Minimum Variance Portfolio

What is Minimum Variance Portfolio?

Definition: A minimum variance portfolio is an investment portfolio that seeks to minimize the level of risk that the holder is exposed to. It does this by allocating sums to different financial securities and assets, which, when taken together, reduce the volatility of the portfolio.

What does Minimum Variance Portfolio mean?

A common investment objective is to maximize returns while keeping risk to a minimum. But that’s hard to achieve because, as a general rule, the investments that offer the chance of a higher return also carry a greater degree of risk.

A minimum variance portfolio offers a solution. It consists of different investments, which do not react in the same manner to external market developments.

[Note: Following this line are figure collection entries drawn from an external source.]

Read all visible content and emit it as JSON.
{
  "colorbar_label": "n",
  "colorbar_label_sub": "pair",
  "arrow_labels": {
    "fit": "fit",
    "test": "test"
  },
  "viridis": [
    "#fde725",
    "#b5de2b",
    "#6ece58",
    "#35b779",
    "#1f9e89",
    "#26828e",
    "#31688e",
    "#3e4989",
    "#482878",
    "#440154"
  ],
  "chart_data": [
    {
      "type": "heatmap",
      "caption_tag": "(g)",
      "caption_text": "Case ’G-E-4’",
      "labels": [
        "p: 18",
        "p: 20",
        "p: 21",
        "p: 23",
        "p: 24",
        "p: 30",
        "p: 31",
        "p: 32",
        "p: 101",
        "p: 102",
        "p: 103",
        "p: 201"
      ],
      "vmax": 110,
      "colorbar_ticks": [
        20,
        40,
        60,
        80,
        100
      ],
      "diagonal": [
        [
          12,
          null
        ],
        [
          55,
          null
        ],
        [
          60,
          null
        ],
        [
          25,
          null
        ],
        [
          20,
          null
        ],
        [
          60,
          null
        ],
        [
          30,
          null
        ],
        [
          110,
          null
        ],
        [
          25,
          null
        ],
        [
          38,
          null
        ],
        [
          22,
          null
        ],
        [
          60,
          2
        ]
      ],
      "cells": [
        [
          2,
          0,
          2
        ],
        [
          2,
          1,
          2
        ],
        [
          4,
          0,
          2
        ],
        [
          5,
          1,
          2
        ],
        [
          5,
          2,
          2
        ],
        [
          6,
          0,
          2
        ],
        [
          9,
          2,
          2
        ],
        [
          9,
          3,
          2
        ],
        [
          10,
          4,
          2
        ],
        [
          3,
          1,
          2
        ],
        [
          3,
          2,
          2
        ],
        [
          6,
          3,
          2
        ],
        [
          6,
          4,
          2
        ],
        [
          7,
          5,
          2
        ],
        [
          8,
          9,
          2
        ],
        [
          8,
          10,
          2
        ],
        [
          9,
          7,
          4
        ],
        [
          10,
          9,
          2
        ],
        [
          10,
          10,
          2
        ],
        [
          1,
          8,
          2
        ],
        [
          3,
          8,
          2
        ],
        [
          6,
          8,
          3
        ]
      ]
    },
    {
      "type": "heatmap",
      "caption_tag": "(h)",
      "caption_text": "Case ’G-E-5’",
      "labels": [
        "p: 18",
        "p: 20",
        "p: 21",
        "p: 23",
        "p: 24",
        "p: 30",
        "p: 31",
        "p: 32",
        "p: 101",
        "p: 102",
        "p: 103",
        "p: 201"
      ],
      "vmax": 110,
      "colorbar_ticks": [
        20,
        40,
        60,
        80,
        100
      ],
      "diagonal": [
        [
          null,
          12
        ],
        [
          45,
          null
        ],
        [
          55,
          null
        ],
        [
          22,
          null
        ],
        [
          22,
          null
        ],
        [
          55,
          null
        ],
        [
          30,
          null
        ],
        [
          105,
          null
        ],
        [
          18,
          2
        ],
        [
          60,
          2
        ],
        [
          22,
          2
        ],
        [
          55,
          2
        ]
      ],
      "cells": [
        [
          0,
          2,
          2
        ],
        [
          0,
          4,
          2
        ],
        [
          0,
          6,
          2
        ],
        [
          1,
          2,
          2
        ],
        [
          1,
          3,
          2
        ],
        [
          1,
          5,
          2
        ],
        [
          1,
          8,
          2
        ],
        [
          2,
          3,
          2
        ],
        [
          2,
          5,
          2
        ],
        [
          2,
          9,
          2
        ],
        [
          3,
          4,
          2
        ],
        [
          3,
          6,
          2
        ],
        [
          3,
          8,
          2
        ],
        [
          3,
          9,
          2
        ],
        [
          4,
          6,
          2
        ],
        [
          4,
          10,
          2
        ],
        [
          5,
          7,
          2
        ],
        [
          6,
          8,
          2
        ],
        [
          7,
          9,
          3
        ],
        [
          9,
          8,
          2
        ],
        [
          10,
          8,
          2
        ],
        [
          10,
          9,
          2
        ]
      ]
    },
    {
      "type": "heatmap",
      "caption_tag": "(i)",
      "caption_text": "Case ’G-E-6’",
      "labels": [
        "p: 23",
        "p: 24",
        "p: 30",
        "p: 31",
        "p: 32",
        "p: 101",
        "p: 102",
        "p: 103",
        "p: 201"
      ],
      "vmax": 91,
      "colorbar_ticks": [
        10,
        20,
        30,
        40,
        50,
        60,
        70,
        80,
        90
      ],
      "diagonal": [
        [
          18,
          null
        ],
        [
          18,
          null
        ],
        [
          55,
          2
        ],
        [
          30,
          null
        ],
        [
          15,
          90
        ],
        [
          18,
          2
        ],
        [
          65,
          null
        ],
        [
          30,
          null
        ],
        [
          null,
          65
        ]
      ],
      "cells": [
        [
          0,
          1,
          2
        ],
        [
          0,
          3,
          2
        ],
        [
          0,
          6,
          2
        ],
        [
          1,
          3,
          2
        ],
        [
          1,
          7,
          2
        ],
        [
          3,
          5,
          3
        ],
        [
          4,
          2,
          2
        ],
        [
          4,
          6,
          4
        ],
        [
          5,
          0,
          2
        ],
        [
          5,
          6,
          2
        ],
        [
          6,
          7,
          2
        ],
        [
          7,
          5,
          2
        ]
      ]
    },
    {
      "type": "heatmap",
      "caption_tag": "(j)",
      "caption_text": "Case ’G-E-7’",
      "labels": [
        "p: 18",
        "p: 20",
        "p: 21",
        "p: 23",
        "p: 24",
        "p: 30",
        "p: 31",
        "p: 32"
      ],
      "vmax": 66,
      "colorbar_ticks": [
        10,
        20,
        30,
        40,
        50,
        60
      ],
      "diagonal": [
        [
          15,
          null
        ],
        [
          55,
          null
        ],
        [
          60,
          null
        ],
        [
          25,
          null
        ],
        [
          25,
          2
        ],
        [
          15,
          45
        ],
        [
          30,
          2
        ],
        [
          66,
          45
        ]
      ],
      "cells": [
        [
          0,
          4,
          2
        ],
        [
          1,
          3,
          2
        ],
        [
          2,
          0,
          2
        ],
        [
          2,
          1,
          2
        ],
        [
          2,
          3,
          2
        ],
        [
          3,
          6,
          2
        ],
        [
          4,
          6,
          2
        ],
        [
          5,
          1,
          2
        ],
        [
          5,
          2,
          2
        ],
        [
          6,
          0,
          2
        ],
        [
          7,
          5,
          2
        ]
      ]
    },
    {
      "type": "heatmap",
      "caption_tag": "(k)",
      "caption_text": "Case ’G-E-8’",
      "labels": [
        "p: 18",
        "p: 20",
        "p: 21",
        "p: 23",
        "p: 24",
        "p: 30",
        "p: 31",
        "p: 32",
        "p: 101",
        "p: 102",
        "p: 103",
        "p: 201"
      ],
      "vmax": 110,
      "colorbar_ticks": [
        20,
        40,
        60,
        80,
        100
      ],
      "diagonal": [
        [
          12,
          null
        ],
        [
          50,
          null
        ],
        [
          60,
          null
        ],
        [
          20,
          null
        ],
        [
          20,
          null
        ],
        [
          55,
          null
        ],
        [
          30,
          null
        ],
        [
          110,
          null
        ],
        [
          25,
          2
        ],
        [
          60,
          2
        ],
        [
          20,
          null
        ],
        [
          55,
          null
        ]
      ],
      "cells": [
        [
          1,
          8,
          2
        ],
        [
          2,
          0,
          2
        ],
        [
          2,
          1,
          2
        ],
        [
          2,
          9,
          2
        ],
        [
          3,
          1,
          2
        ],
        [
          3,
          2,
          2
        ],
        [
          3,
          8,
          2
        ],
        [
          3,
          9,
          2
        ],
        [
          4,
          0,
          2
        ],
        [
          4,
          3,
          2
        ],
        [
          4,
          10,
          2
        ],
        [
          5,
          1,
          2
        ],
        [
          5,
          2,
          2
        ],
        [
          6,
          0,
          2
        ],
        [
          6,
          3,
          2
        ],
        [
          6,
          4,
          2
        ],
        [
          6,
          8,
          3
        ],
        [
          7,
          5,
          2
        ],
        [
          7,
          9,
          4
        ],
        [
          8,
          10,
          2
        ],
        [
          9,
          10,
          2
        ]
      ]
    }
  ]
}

How does that work? Say, you hold a portfolio of ten different stocks – Apple, Facebook, Netflix, Google, Amazon, NVIDIA, Microsoft, IBM, Alibaba, and Tesla. While it is true that you have diversified your portfolio, you could make large losses if the tech sector trends downwards. That’s because each of the companies that you have selected operates in the field of technology.

A better approach could be to invest in a minimum variance portfolio. This type of portfolio would be one, which, when considered in totality, exhibits a lower degree of volatility than each of its individual components.

Volatility refers to the change in prices of a financial security in response to various factors. A highly volatile stock can offer greater returns, but holding it could lead to bigger losses as well. So, instead of buying only tech stocks, it may be better to invest in a minimum variance portfolio that holds the shares of companies from different sectors.

A portfolio that includes banks, insurance firms, and car manufacturing companies in addition to tech stocks may provide relatively high returns while keeping the level of risk to a minimum.

Example of Minimum Variance Portfolio

Karl Schneider is an individual investor with a well-diversified stock portfolio. He holds shares in tech firms, banks and financial institutions, and traditional manufacturing companies as well. But he knows that if the stock market crashes, it could have a negative effect on all his stock holdings.

His financial advisor recommends that a certain part of the portfolio, say 5% to 10%, should be used to invest in gold. This advice is based on the following factors:

  • Gold prices don’t move in tandem with stock prices. In fact, when the stock market crashes, gold valuations can rise. This can insulate Mr. Schneider’s portfolio from losses.
  • At times of political and economic uncertainty, gold is seen as a safe haven asset. Stock prices can decline when the global economy slows. When this happens, investors flock to gold leading to an increase in valuations for the precious metal.

These two components (stocks and gold) can help Mr. Schneider construct a minimum variance portfolio. This has the potential to provide higher returns while controlling the level of risk.


A minimum variance portfolio contains assets that could be considered to be individually risky, but when taken together, they help to minimize the exposure to risk.